My mom casually mentioned to me that she wanted to be cremated and have her ashes scattered where we scattered my dad’s ashes. She didn’t say anything to the other sibs. I was pretty anxious that they wouldn’t be comfortable with that, wouldn’t believe me, etc. It was fine. She did, after all, have my dad cremated and she picked the place where we scattered his ashes, so I suppose my story was pretty plausible.
But tell everyone what you want, and tell them all the same thing. It will make the death a little less stressful for your survivors.
I was astonished that we ended up paying upwards of 5 grand for a simple cremation. I mean the cremation was a couple hundred bucks, it was the funeral home that was expensive. They washed the body (huh?) and charged for a lot of other stuff that seemed like excessive fees. On the positive side, when we told them we wanted cremation, in the the “cardboard box with reinforced wooden bottom” (the cheapest option, I assume that’s to make it easy to carry the body to the oven) and that “we got dad’s ashes in a cardboard box, so how about a cardboard box” for the remains, they didn’t pressure us to pick anything more costly. I’m sure they would have been happy to provide a fancy urn or something.

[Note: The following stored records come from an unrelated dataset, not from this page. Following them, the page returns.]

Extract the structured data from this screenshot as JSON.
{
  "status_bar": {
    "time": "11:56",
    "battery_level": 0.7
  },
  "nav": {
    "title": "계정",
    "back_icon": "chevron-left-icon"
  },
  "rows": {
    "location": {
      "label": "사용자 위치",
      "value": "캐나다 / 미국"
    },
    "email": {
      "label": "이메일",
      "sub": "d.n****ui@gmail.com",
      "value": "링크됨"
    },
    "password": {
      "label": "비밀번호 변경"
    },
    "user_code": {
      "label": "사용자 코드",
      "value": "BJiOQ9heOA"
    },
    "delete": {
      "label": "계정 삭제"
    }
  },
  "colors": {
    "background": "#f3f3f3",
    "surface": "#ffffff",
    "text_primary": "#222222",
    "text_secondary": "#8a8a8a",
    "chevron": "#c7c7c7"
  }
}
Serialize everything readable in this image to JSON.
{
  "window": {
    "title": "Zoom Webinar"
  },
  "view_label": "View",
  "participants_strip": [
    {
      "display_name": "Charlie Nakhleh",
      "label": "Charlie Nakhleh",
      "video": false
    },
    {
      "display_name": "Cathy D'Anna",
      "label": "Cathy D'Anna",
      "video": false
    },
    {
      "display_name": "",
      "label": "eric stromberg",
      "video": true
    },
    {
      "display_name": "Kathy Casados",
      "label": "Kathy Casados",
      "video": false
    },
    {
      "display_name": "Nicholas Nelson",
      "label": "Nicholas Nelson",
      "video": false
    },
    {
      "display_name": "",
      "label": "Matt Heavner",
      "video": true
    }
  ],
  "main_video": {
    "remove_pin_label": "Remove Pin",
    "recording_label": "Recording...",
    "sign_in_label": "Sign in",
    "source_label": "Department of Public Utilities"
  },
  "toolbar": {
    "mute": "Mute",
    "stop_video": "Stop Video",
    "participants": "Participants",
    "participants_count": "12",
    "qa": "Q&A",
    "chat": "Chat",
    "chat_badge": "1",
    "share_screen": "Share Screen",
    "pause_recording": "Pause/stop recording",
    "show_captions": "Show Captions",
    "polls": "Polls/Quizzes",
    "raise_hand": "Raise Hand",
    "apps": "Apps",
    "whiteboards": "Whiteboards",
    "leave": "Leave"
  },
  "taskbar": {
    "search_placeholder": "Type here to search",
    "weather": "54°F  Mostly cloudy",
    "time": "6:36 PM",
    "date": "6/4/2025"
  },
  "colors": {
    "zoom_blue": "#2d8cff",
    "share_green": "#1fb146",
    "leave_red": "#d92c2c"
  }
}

We did mention that we planned to scatter the ashes. I hope we got the “fine grind”. I haven’t unwrapped the box, yet. (Yes, it was wrapped in pretty paper when I picked it up.)
And the funeral home did send two guys in the middle of the night to pick up the body, and they dealt will all the paperwork around getting her declared dead, and facilitated getting the obit published (also expensive, but we knew that fee up-front, and agreed to it) and shipped the body to the crematorium and then picked it up, and handed it to me with the death certificates. Oh, and they gave me a surprisingly nice tote bag to carry it all in… Will I ever use that tote bag again?